Dönüşümün hemen yaşanamayacağını ifade eden Emine Akyazılı, değişimim demokratik, eşitlikçi ve özgürlükçü bir eğitim anlayışıyla inşa edilebileceğini vurguladı. Emine Akyazılı, “Eğitimde toplumsal cinsiyet eşitliğini sağlamanın, toplumun her kesiminde eşitlik ve özgürlüğün yerleşmesi için vazgeçilmez bir adım olduğu bilinciyle adım atılmalıdır.

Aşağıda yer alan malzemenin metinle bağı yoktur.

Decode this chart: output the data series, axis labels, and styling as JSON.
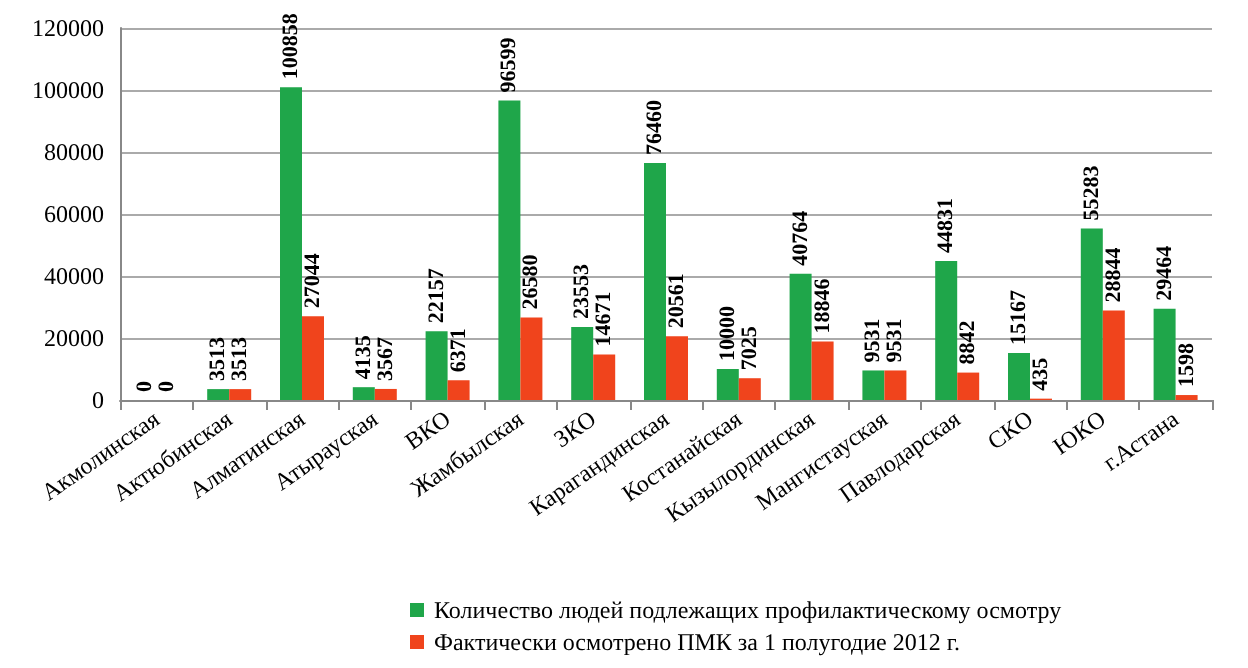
{
  "chart_data": {
    "type": "bar",
    "categories": [
      "Акмолинская",
      "Актюбинская",
      "Алматинская",
      "Атырауская",
      "ВКО",
      "Жамбылская",
      "ЗКО",
      "Карагандинская",
      "Костанайская",
      "Кызылординская",
      "Мангистауская",
      "Павлодарская",
      "СКО",
      "ЮКО",
      "г.Астана"
    ],
    "series": [
      {
        "name": "Количество людей подлежащих профилактическому осмотру",
        "color": "#1fa64a",
        "values": [
          0,
          3513,
          100858,
          4135,
          22157,
          96599,
          23553,
          76460,
          10000,
          40764,
          9531,
          44831,
          15167,
          55283,
          29464
        ]
      },
      {
        "name": "Фактически осмотрено ПМК за 1 полугодие 2012 г.",
        "color": "#f0441c",
        "values": [
          0,
          3513,
          27044,
          3567,
          6371,
          26580,
          14671,
          20561,
          7025,
          18846,
          9531,
          8842,
          435,
          28844,
          1598
        ]
      }
    ],
    "ylim": [
      0,
      120000
    ],
    "yticks": [
      0,
      20000,
      40000,
      60000,
      80000,
      100000,
      120000
    ],
    "grid": "y",
    "legend": "bottom",
    "data_labels": true
  }
}
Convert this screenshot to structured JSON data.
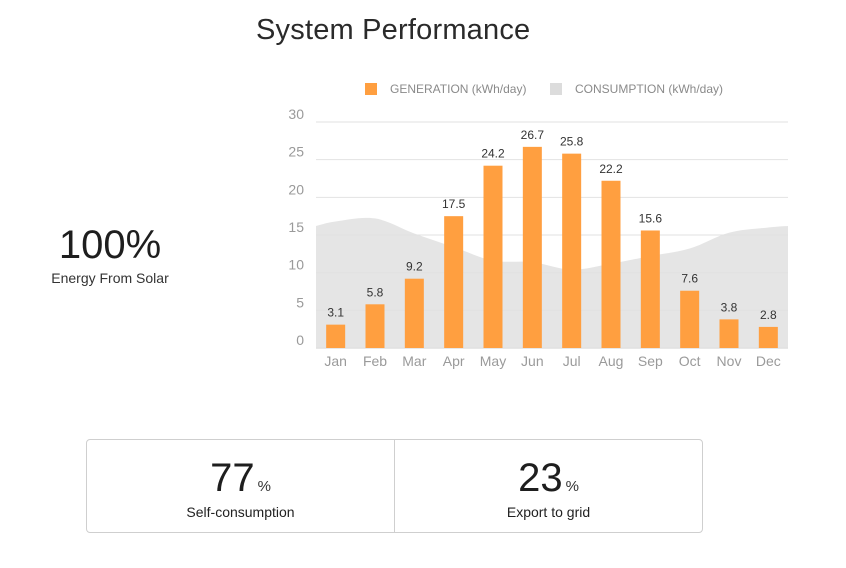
{
  "page": {
    "title": "System Performance",
    "solar": {
      "value": "100%",
      "label": "Energy From Solar"
    },
    "stats": [
      {
        "value": "77",
        "unit": "%",
        "label": "Self-consumption"
      },
      {
        "value": "23",
        "unit": "%",
        "label": "Export to grid"
      }
    ]
  },
  "chart_data": {
    "type": "bar",
    "title": "",
    "xlabel": "",
    "ylabel": "",
    "categories": [
      "Jan",
      "Feb",
      "Mar",
      "Apr",
      "May",
      "Jun",
      "Jul",
      "Aug",
      "Sep",
      "Oct",
      "Nov",
      "Dec"
    ],
    "ylim": [
      0,
      30
    ],
    "yticks": [
      0,
      5,
      10,
      15,
      20,
      25,
      30
    ],
    "grid": true,
    "legend_position": "top",
    "series": [
      {
        "name": "GENERATION (kWh/day)",
        "type": "bar",
        "color": "#FF9F40",
        "values": [
          3.1,
          5.8,
          9.2,
          17.5,
          24.2,
          26.7,
          25.8,
          22.2,
          15.6,
          7.6,
          3.8,
          2.8
        ],
        "data_labels": true
      },
      {
        "name": "CONSUMPTION (kWh/day)",
        "type": "area",
        "color": "#E0E0E0",
        "values": [
          16.8,
          17.2,
          15.2,
          13.4,
          11.6,
          11.4,
          10.4,
          11.2,
          12.2,
          13.2,
          15.3,
          16
        ]
      }
    ]
  }
}
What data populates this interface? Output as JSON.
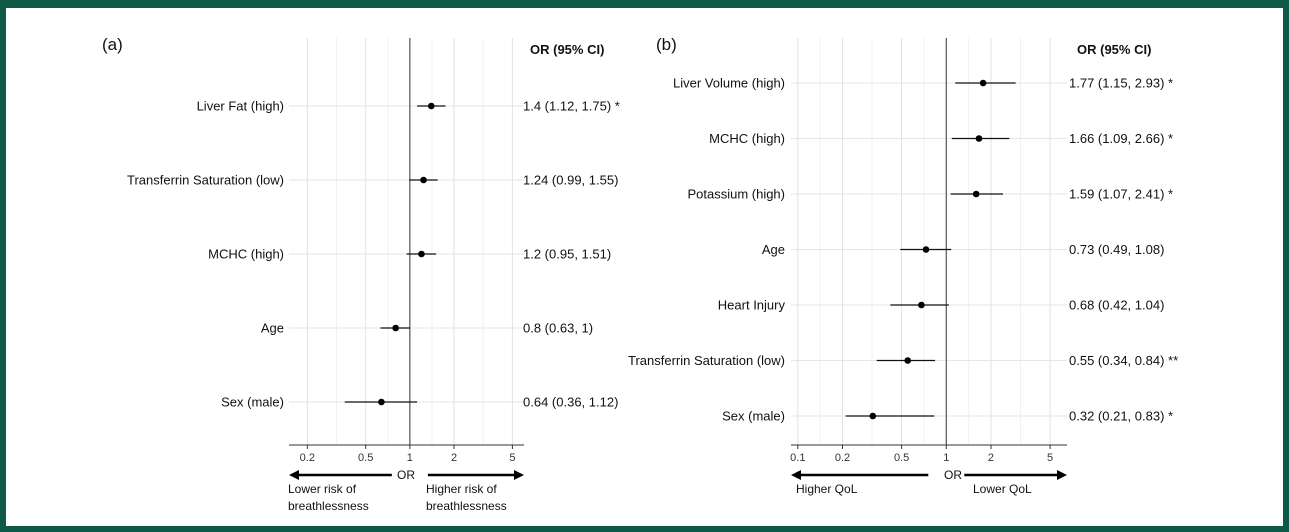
{
  "chart_data": [
    {
      "type": "forest",
      "panel_label": "(a)",
      "ci_header": "OR (95% CI)",
      "xlabel": "OR",
      "xscale": "log",
      "xlim": [
        0.15,
        6
      ],
      "xticks": [
        0.2,
        0.5,
        1,
        2,
        5
      ],
      "xtick_labels": [
        "0.2",
        "0.5",
        "1",
        "2",
        "5"
      ],
      "reference_line": 1,
      "grid": true,
      "direction_left": [
        "Lower risk of",
        "breathlessness"
      ],
      "direction_right": [
        "Higher risk of",
        "breathlessness"
      ],
      "rows": [
        {
          "label": "Liver Fat (high)",
          "or": 1.4,
          "lower": 1.12,
          "upper": 1.75,
          "ci_text": "1.4 (1.12, 1.75) *"
        },
        {
          "label": "Transferrin Saturation (low)",
          "or": 1.24,
          "lower": 0.99,
          "upper": 1.55,
          "ci_text": "1.24 (0.99, 1.55)"
        },
        {
          "label": "MCHC (high)",
          "or": 1.2,
          "lower": 0.95,
          "upper": 1.51,
          "ci_text": "1.2 (0.95, 1.51)"
        },
        {
          "label": "Age",
          "or": 0.8,
          "lower": 0.63,
          "upper": 1.0,
          "ci_text": "0.8 (0.63, 1)"
        },
        {
          "label": "Sex (male)",
          "or": 0.64,
          "lower": 0.36,
          "upper": 1.12,
          "ci_text": "0.64 (0.36, 1.12)"
        }
      ]
    },
    {
      "type": "forest",
      "panel_label": "(b)",
      "ci_header": "OR (95% CI)",
      "xlabel": "OR",
      "xscale": "log",
      "xlim": [
        0.09,
        6.5
      ],
      "xticks": [
        0.1,
        0.2,
        0.5,
        1,
        2,
        5
      ],
      "xtick_labels": [
        "0.1",
        "0.2",
        "0.5",
        "1",
        "2",
        "5"
      ],
      "reference_line": 1,
      "grid": true,
      "direction_left": [
        "Higher QoL"
      ],
      "direction_right": [
        "Lower QoL"
      ],
      "rows": [
        {
          "label": "Liver Volume (high)",
          "or": 1.77,
          "lower": 1.15,
          "upper": 2.93,
          "ci_text": "1.77 (1.15, 2.93) *"
        },
        {
          "label": "MCHC (high)",
          "or": 1.66,
          "lower": 1.09,
          "upper": 2.66,
          "ci_text": "1.66 (1.09, 2.66) *"
        },
        {
          "label": "Potassium (high)",
          "or": 1.59,
          "lower": 1.07,
          "upper": 2.41,
          "ci_text": "1.59 (1.07, 2.41) *"
        },
        {
          "label": "Age",
          "or": 0.73,
          "lower": 0.49,
          "upper": 1.08,
          "ci_text": "0.73 (0.49, 1.08)"
        },
        {
          "label": "Heart Injury",
          "or": 0.68,
          "lower": 0.42,
          "upper": 1.04,
          "ci_text": "0.68 (0.42, 1.04)"
        },
        {
          "label": "Transferrin Saturation (low)",
          "or": 0.55,
          "lower": 0.34,
          "upper": 0.84,
          "ci_text": "0.55 (0.34, 0.84) **"
        },
        {
          "label": "Sex (male)",
          "or": 0.32,
          "lower": 0.21,
          "upper": 0.83,
          "ci_text": "0.32 (0.21, 0.83) *"
        }
      ]
    }
  ]
}
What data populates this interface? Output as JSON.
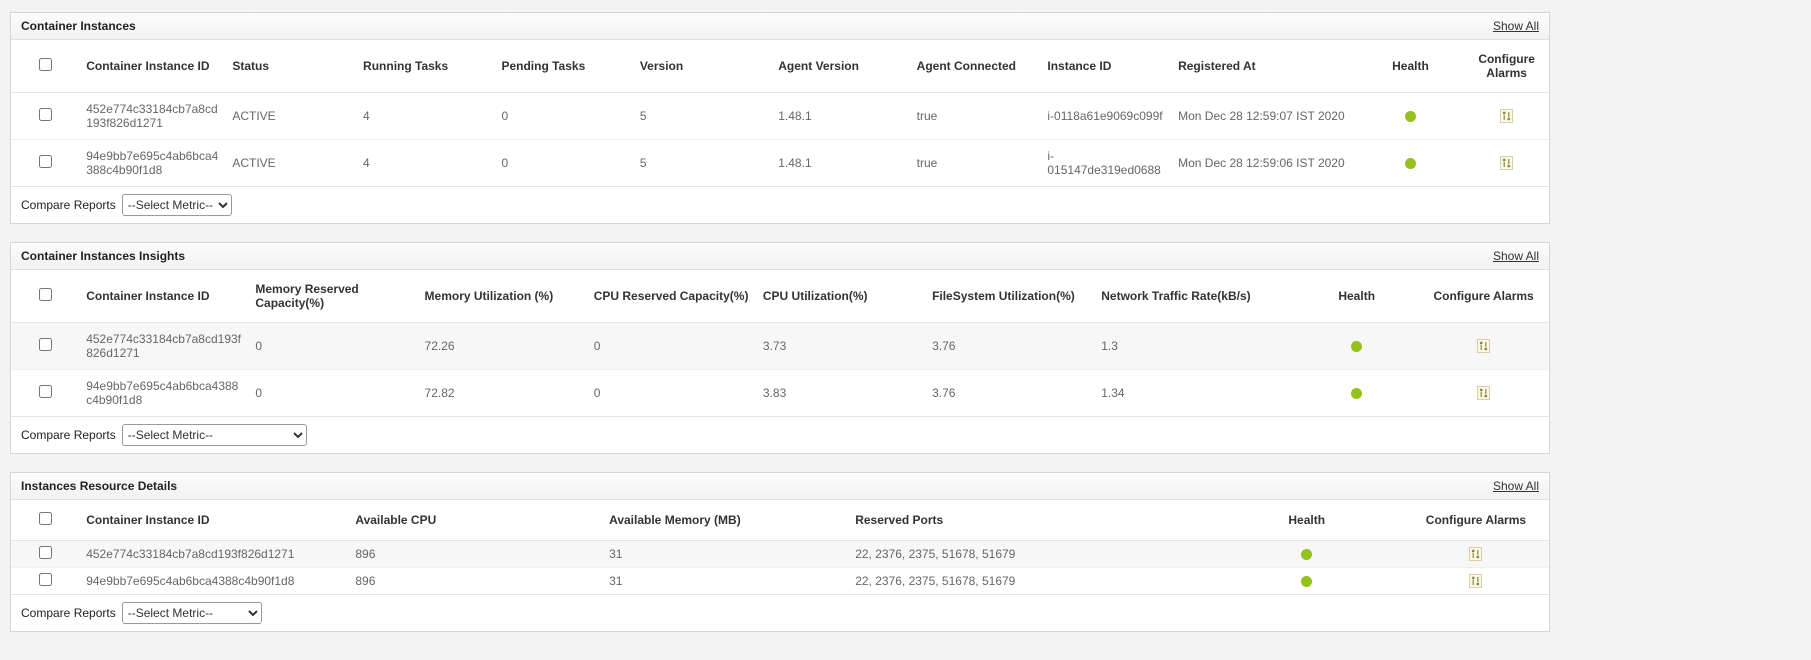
{
  "colors": {
    "health_up": "#94c11e",
    "alarm_icon_fill": "#8a8a3a",
    "alarm_icon_bg": "#fbf7ea",
    "alarm_icon_border": "#d8cfa8"
  },
  "panels": [
    {
      "title": "Container Instances",
      "show_all_label": "Show All",
      "columns": [
        "Container Instance ID",
        "Status",
        "Running Tasks",
        "Pending Tasks",
        "Version",
        "Agent Version",
        "Agent Connected",
        "Instance ID",
        "Registered At",
        "Health",
        "Configure Alarms"
      ],
      "rows": [
        {
          "cells": [
            "452e774c33184cb7a8cd193f826d1271",
            "ACTIVE",
            "4",
            "0",
            "5",
            "1.48.1",
            "true",
            "i-0118a61e9069c099f",
            "Mon Dec 28 12:59:07 IST 2020"
          ],
          "health": "up"
        },
        {
          "cells": [
            "94e9bb7e695c4ab6bca4388c4b90f1d8",
            "ACTIVE",
            "4",
            "0",
            "5",
            "1.48.1",
            "true",
            "i-015147de319ed0688",
            "Mon Dec 28 12:59:06 IST 2020"
          ],
          "health": "up"
        }
      ],
      "compare_reports_label": "Compare Reports",
      "metric_select_value": "--Select Metric--"
    },
    {
      "title": "Container Instances Insights",
      "show_all_label": "Show All",
      "columns": [
        "Container Instance ID",
        "Memory Reserved Capacity(%)",
        "Memory Utilization (%)",
        "CPU Reserved Capacity(%)",
        "CPU Utilization(%)",
        "FileSystem Utilization(%)",
        "Network Traffic Rate(kB/s)",
        "Health",
        "Configure Alarms"
      ],
      "rows": [
        {
          "cells": [
            "452e774c33184cb7a8cd193f826d1271",
            "0",
            "72.26",
            "0",
            "3.73",
            "3.76",
            "1.3"
          ],
          "health": "up"
        },
        {
          "cells": [
            "94e9bb7e695c4ab6bca4388c4b90f1d8",
            "0",
            "72.82",
            "0",
            "3.83",
            "3.76",
            "1.34"
          ],
          "health": "up"
        }
      ],
      "compare_reports_label": "Compare Reports",
      "metric_select_value": "--Select Metric--"
    },
    {
      "title": "Instances Resource Details",
      "show_all_label": "Show All",
      "columns": [
        "Container Instance ID",
        "Available CPU",
        "Available Memory (MB)",
        "Reserved Ports",
        "Health",
        "Configure Alarms"
      ],
      "rows": [
        {
          "cells": [
            "452e774c33184cb7a8cd193f826d1271",
            "896",
            "31",
            "22, 2376, 2375, 51678, 51679"
          ],
          "health": "up"
        },
        {
          "cells": [
            "94e9bb7e695c4ab6bca4388c4b90f1d8",
            "896",
            "31",
            "22, 2376, 2375, 51678, 51679"
          ],
          "health": "up"
        }
      ],
      "compare_reports_label": "Compare Reports",
      "metric_select_value": "--Select Metric--"
    }
  ]
}
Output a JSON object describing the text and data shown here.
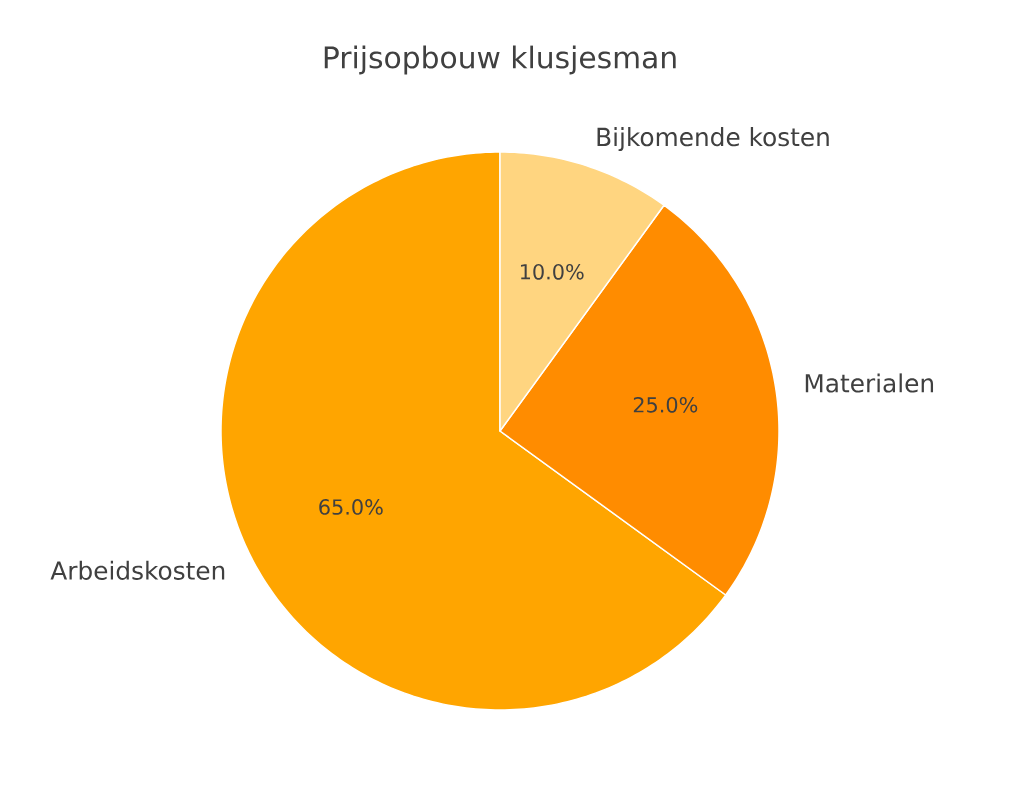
{
  "chart_data": {
    "type": "pie",
    "title": "Prijsopbouw klusjesman",
    "categories": [
      "Arbeidskosten",
      "Materialen",
      "Bijkomende kosten"
    ],
    "values": [
      65,
      25,
      10
    ],
    "colors": [
      "#ffa500",
      "#ff8c00",
      "#ffd580"
    ],
    "value_labels": [
      "65.0%",
      "25.0%",
      "10.0%"
    ]
  }
}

Eğitimin her aşamasında kadın özgürlükçü ve feminist bir bakış açısının hakim olması, toplumsal cinsiyet rollerini pekiştiren müfredatın değiştirilmesi gerekmektedir” dedi. Emine Akyazılı son olarak şunları söyledi: 

“Mevcut cinsiyetçi ve patriarkal değerleri pekiştiren yaklaşımlar terk edilerek, kadınlar, LGBTİ+'lar ve çocuklar için adil ve kapsayıcı bir eğitim anlayışı inşa edilmelidir. Okullarda çocuğun cinsel istismarı, şiddet ve ayrımcılıkla etkin bir şekilde mücadele eden, cezasızlığı ortadan kaldıran mekanizmalar hayata geçirilmelidir. Eşitlik temelli bir eğitim sistemi, toplumsal cinsiyet temelli şiddet ve ayrımcılıkla uzun vadede mücadele etmek için en etkili yöntemlerden biridir. Bu durumda, okullarda ve eğitim faaliyetlerin gerçekleştiği tüm mekânlarda yürütülecek toplumsal cinsiyet eşitliği mücadelesi büyük anlam taşımaktadır. Bu mücadele yürütülmediğinde ise eğitim ortamlarındaki öznelerin pasif bir konumda kalabileceği ve unutulup sindirilebileceği düşünülebilir. Elbette, okuldaki mücadele toplumdaki kadın mücadelesinden izole bir biçimde yürütülemez.”